Die folgende Tabelle zeigt einen möglichen Spielverlauf, der mit n = 22 startet; gezeigt ist immer die Zahl, die der Spieler bei seinem Zug erzeugt hat:
A | B |
17 | |
12 | |
9 | |
6 | |
1 |
Tabelle 1: Ein möglicher Spielverlauf mit dem Anfangswert n = 22.
- Hier hat also A im ersten Zug 5 abgezogen, so dass n = 17 entsteht.
- Anschließend hat B ebenfalls 5 abgezogen, wodurch n = 12 ensteht.
- Und so weiter.
- Im letzten Zug hat A die Zahl n = 1 erzeugt, womit B eine negative Zahl erzeugen muss.
Ist das Zahlenspiel determiniert?
Die einfachen Regeln des Zahlenspiels legen einige Fragen nahe:
- Kann man aus der Anfangszahl n ablesen, für welchen der beiden Spieler es eine Gewinnstrategie gibt?
- Bei welchen Zahlen n kann A beziehungsweise B den Sieg erzwingen?
- Wie lautet die Strategie?
Da das Spiel – abgesehen von der Auswahl der Anfangszahl n – kein zufälliges Element enthält, muss es eine derartige Strategie geben; sie ist nur nicht offensichtlich.
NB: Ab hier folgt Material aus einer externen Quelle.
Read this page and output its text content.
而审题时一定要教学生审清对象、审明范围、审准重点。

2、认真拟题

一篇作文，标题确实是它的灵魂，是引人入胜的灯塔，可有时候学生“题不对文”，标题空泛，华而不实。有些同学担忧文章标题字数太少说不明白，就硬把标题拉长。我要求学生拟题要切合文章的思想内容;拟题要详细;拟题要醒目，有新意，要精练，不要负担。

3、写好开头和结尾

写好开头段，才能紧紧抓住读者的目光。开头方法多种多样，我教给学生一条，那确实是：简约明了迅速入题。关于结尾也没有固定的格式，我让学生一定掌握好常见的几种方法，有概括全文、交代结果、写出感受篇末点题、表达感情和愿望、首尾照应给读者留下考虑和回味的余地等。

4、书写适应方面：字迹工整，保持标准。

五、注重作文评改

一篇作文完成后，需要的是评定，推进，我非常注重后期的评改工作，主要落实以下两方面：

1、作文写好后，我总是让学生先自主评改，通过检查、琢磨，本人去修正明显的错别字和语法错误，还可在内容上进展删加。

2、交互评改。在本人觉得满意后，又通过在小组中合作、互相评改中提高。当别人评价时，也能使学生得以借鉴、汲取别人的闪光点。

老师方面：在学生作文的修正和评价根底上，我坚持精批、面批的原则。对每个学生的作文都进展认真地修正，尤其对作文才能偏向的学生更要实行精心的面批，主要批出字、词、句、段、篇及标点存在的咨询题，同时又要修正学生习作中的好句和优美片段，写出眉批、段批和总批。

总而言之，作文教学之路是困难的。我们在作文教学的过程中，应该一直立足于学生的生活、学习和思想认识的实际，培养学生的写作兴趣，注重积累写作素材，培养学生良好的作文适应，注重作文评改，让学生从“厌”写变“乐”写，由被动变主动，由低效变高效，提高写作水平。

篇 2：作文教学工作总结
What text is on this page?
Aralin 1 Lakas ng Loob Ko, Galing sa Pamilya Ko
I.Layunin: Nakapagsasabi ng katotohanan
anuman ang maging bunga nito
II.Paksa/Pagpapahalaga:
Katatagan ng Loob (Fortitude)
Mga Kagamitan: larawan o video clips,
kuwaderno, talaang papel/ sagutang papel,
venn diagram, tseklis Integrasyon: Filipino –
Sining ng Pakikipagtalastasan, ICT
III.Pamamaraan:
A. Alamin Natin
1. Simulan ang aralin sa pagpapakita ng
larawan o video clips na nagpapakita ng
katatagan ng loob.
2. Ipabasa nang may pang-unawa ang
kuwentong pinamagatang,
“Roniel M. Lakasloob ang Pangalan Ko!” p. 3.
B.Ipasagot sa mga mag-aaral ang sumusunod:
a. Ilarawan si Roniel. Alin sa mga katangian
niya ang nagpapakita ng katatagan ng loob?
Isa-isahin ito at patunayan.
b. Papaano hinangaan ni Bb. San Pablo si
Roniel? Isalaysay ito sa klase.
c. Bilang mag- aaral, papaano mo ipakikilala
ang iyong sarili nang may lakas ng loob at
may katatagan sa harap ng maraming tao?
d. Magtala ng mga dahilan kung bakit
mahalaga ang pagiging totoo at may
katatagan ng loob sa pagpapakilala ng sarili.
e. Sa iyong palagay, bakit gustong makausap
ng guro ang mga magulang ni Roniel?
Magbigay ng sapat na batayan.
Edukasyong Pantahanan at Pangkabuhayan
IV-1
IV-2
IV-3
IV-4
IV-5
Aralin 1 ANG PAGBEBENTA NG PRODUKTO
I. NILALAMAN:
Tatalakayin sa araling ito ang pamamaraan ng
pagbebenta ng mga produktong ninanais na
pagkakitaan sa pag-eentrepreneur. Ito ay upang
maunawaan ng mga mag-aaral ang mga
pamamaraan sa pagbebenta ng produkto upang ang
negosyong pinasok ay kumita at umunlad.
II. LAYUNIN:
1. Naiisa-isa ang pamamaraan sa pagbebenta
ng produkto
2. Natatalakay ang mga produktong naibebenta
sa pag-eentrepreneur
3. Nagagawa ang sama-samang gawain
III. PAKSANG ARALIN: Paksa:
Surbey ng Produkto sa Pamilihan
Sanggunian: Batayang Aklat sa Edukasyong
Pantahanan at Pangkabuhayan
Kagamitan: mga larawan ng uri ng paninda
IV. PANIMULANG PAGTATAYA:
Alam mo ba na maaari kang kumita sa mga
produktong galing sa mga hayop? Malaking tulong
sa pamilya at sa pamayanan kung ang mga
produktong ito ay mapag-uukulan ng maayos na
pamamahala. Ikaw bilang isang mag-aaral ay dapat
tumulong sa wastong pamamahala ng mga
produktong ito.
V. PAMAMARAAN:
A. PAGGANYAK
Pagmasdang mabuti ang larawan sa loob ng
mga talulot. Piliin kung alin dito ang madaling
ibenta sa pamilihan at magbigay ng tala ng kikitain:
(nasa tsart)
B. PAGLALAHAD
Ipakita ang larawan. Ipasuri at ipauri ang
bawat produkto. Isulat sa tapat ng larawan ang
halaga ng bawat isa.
In diesem Sinne ist das Spiel determiniert, das heißt wenn beide Spieler die Strategie kennen, ist mit der Anfangszahl n der Ausgang des Spiels vorherbestimmt – Spannung kommt höchstens auf, wenn Fehler gemacht werden.
Die Gewinnstrategie
Der falsche Ansatz
Um die Gewinnstrategie zu ermitteln, ist es naheliegend wie in Abbildung 1 mit der Ausgangssituation S = n zu beginnen und zu überlegen:
1. Wenn A im ersten Zug 3 abzieht, ensteht n - 3.
Jetzt gibt es für B drei Möglichkeiten:
- B kann 3 abziehen, es entsteht n - 6.
- B kann 5 abziehen, es entsteht n - 8.
- B kann 11 abziehen, es entsteht n - 14.
2. Wenn A im ersten Zug 5 abzieht, ensteht n - 5.
Wieder gibt es drei Möglichkeiten:
- B kann 3 abziehen, es entsteht n - 8.
- B kann 5 abziehen, es entsteht n - 10.
- B kann 11 abziehen, es entsteht n - 16.
und so weiter.
Führt man diese Gedanken weiter und versucht daraus eine Strategie abzuleiten, erhält man den MinMax-Algorithmus, der hier nicht besprochen werden soll. Es ist aber sofort klar, dass – bei großen Anfangswerten n – ein riesiger Entscheidungsbaum abgearbeitet werden muss, da man diese Überlegungen bis zu einem Ende des Spiels fortsetzen muss.
Der richtige Ansatz
Viel einfacher ist die umgekehrte Sichtweise – man beginnt beim Ende des Spiels:
Ein Spieler gewinnt, wenn er eine der Zahlen 0, 1, 2 erreicht; denn jetzt ist das Spiel beendet oder der Gegner muss im nächsten Zug eine negative Zahl erzeugen.
Dagegen verliert man das Spiel, wenn man n = 3 erzeugt.
Kann man aus diesen Informationen ableiten:
Welche Zahlen (n > 3) muss man erzeugen, um das Spiel zu gewinnen?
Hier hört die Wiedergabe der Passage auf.